While playing around, I noticed a few quirks in the system. Not only does this act natively, but it even knew all my previously saved documents from gedit. It kept giving me errors and wouldn’t change preferences. I was using gedit in X11 through Darwin Ports. There is a new dmgincluding help, translations, better integration (proxy icon, closing/quitting) and most of the plugins in gedit-plugins.
Install gedit on mac Patch#
Other than that I had some issues with python modules installing in the wrong place, and I had to patch ige-mac-integration in some places to get a bit nicer menu integration (especially accelerators). In the end I patched it to replace the compile time prefix with a prefix set as an environment variable.

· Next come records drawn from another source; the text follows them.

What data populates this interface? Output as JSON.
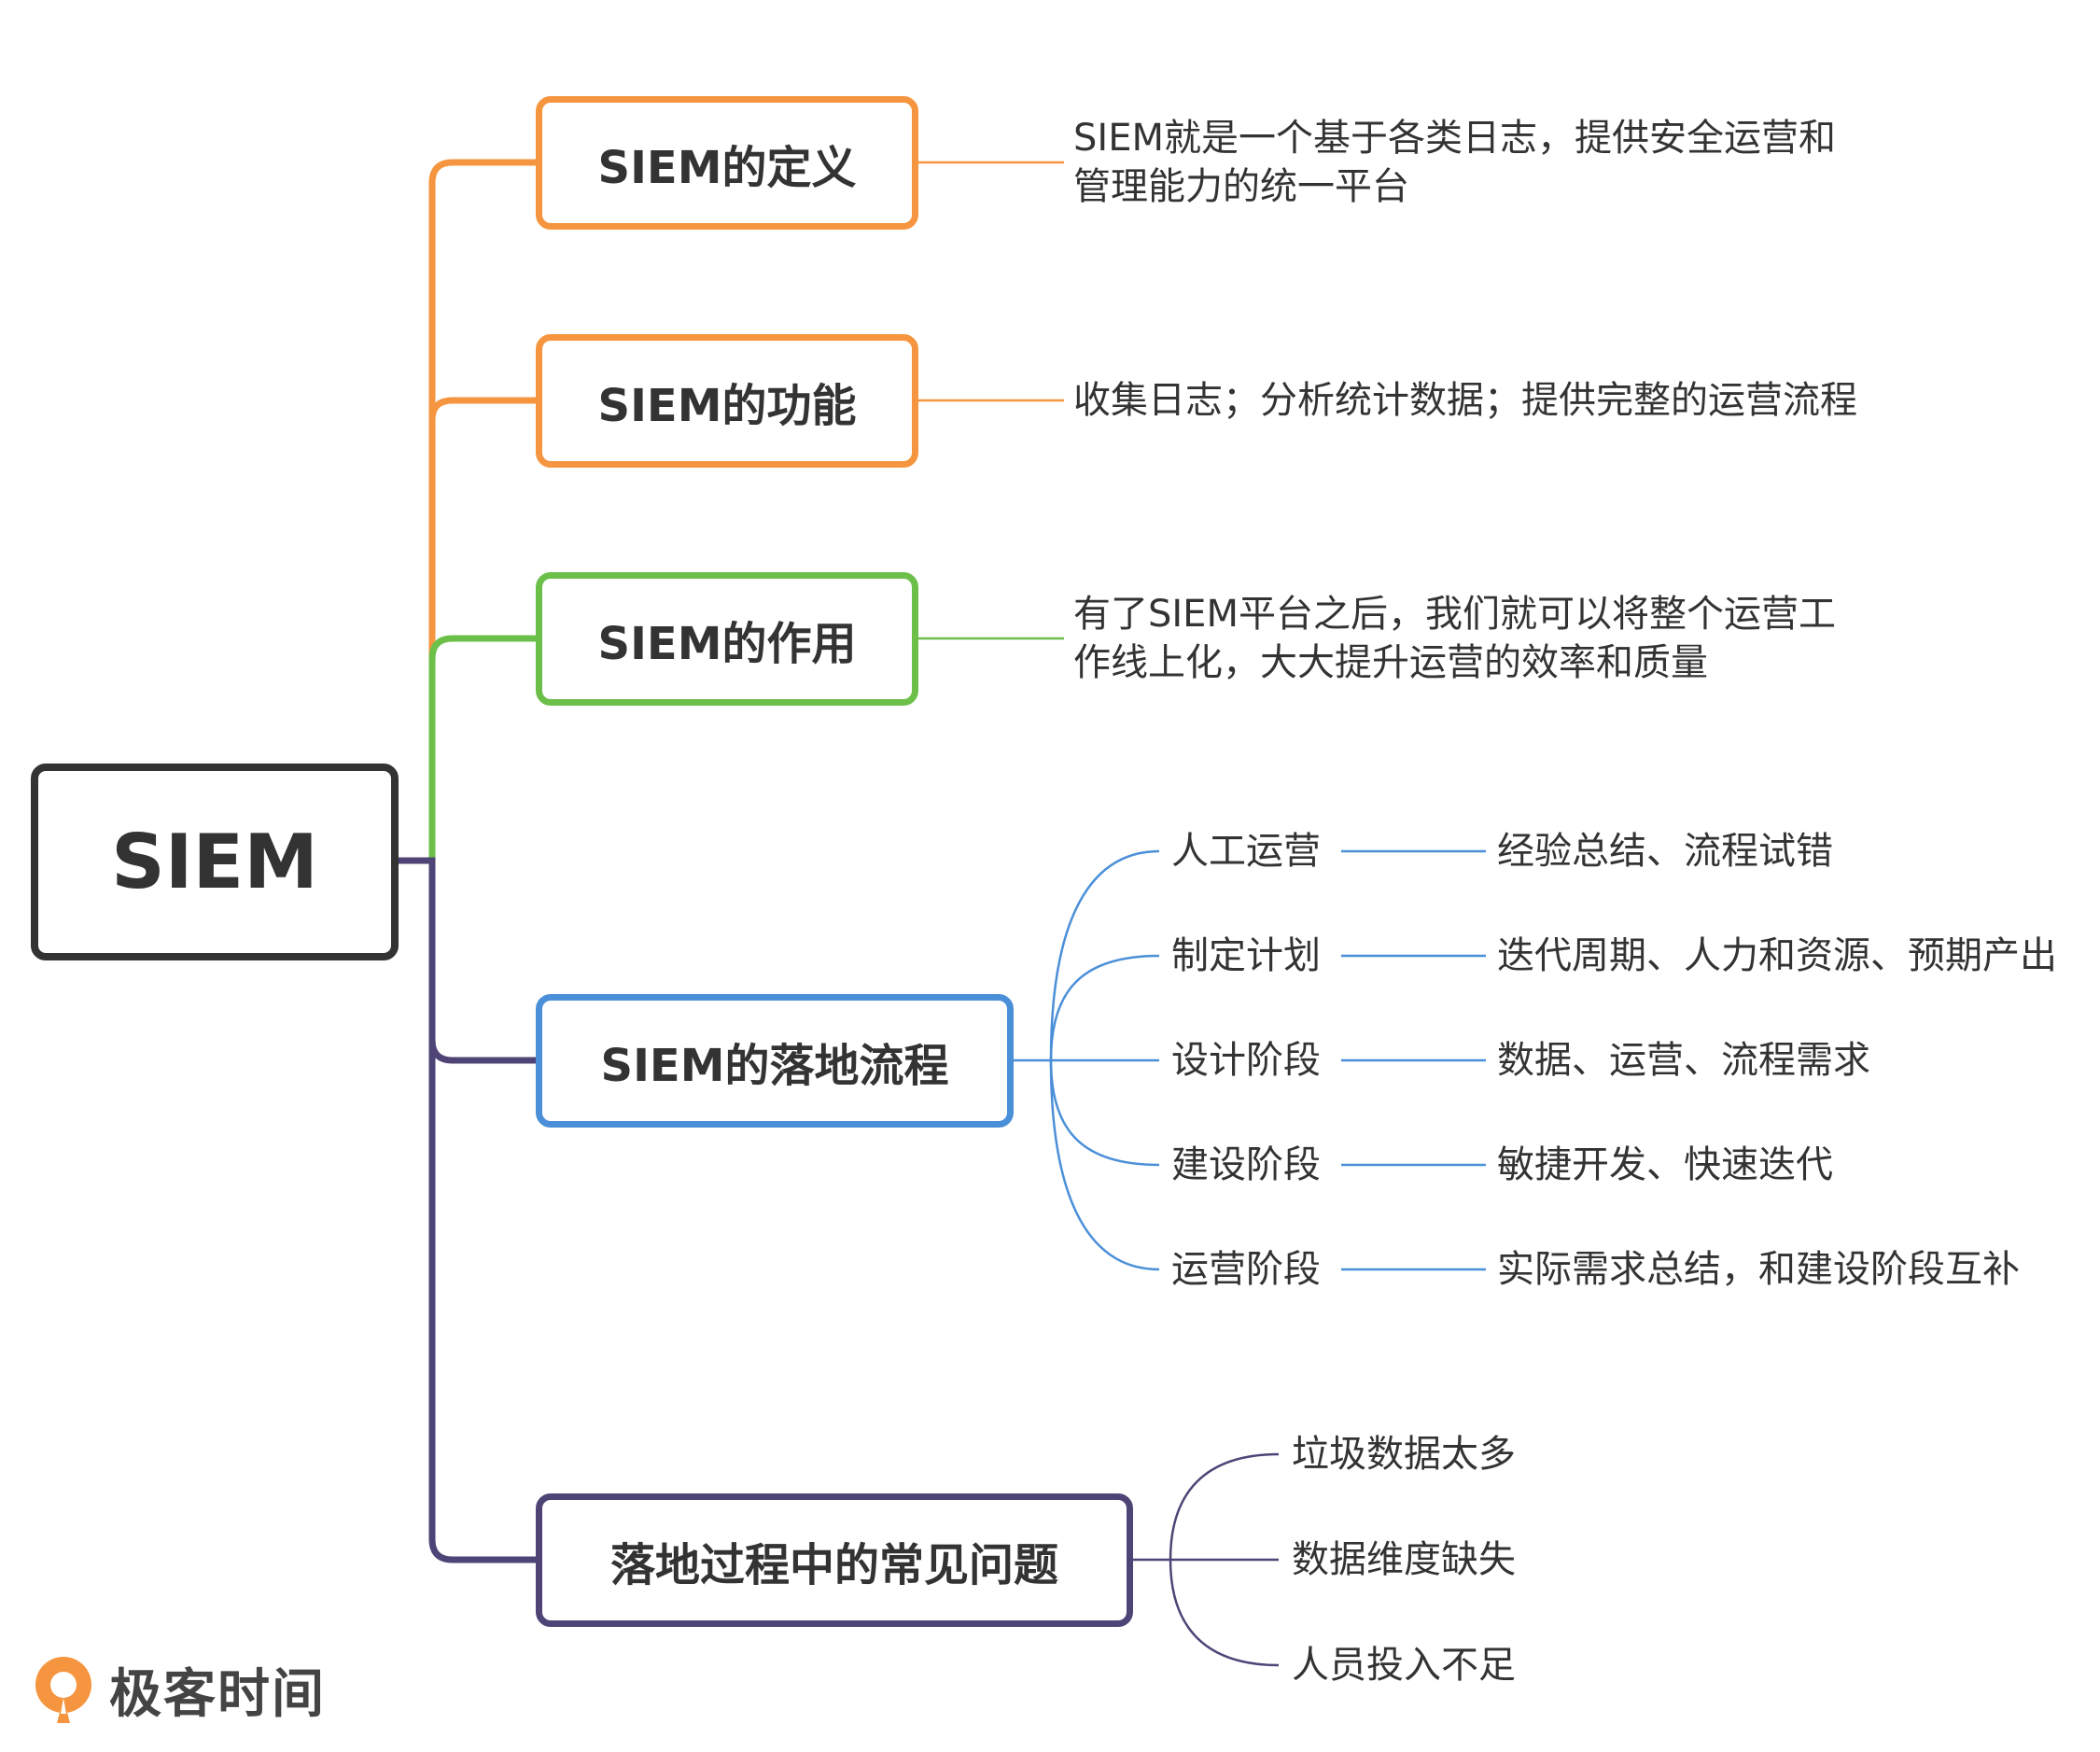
{
  "colors": {
    "root": "#333333",
    "orange": "#f5953f",
    "green": "#6cc04a",
    "blue": "#4a8fd8",
    "purple": "#4e4476"
  },
  "root": {
    "label": "SIEM"
  },
  "definition": {
    "label": "SIEM的定义",
    "text_line1": "SIEM就是一个基于各类日志，提供安全运营和",
    "text_line2": "管理能力的统一平台"
  },
  "function": {
    "label": "SIEM的功能",
    "text": "收集日志；分析统计数据；提供完整的运营流程"
  },
  "role": {
    "label": "SIEM的作用",
    "text_line1": "有了SIEM平台之后，我们就可以将整个运营工",
    "text_line2": "作线上化，大大提升运营的效率和质量"
  },
  "flow": {
    "label": "SIEM的落地流程",
    "steps": [
      {
        "name": "人工运营",
        "detail": "经验总结、流程试错"
      },
      {
        "name": "制定计划",
        "detail": "迭代周期、人力和资源、预期产出"
      },
      {
        "name": "设计阶段",
        "detail": "数据、运营、流程需求"
      },
      {
        "name": "建设阶段",
        "detail": "敏捷开发、快速迭代"
      },
      {
        "name": "运营阶段",
        "detail": "实际需求总结，和建设阶段互补"
      }
    ]
  },
  "problems": {
    "label": "落地过程中的常见问题",
    "items": [
      "垃圾数据太多",
      "数据维度缺失",
      "人员投入不足"
    ]
  },
  "logo": {
    "text": "极客时间",
    "icon": "geektime-logo-icon"
  }
}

Install gedit on mac install#
Unfortunately, gconf has hardcoded install paths, and since we want to put everything in a single bundle, this was causing some problems. We decided that it would be simpler for now not to involve dbus, so we went with gconf 2.22. I was pretty impressed by how well OS X is supported by gtk+ and friends already, but I did hit some snags on the way. That also means that the full thing is about 100 MB :(

We include everything that we need in there, so it should be entirely standalone. Not any more though! I finally sat down to make it into an actual OS X App Bundle (using the excellent ige-mac-bundler). That is, I was the only one who could use it. Although we did the initial port some time ago, it was more a proof-of-concept than actually something usable. Today I ‘finished’ my earlier porting of gedit to OS X. My first ever blog post on gnome blogs, and about time.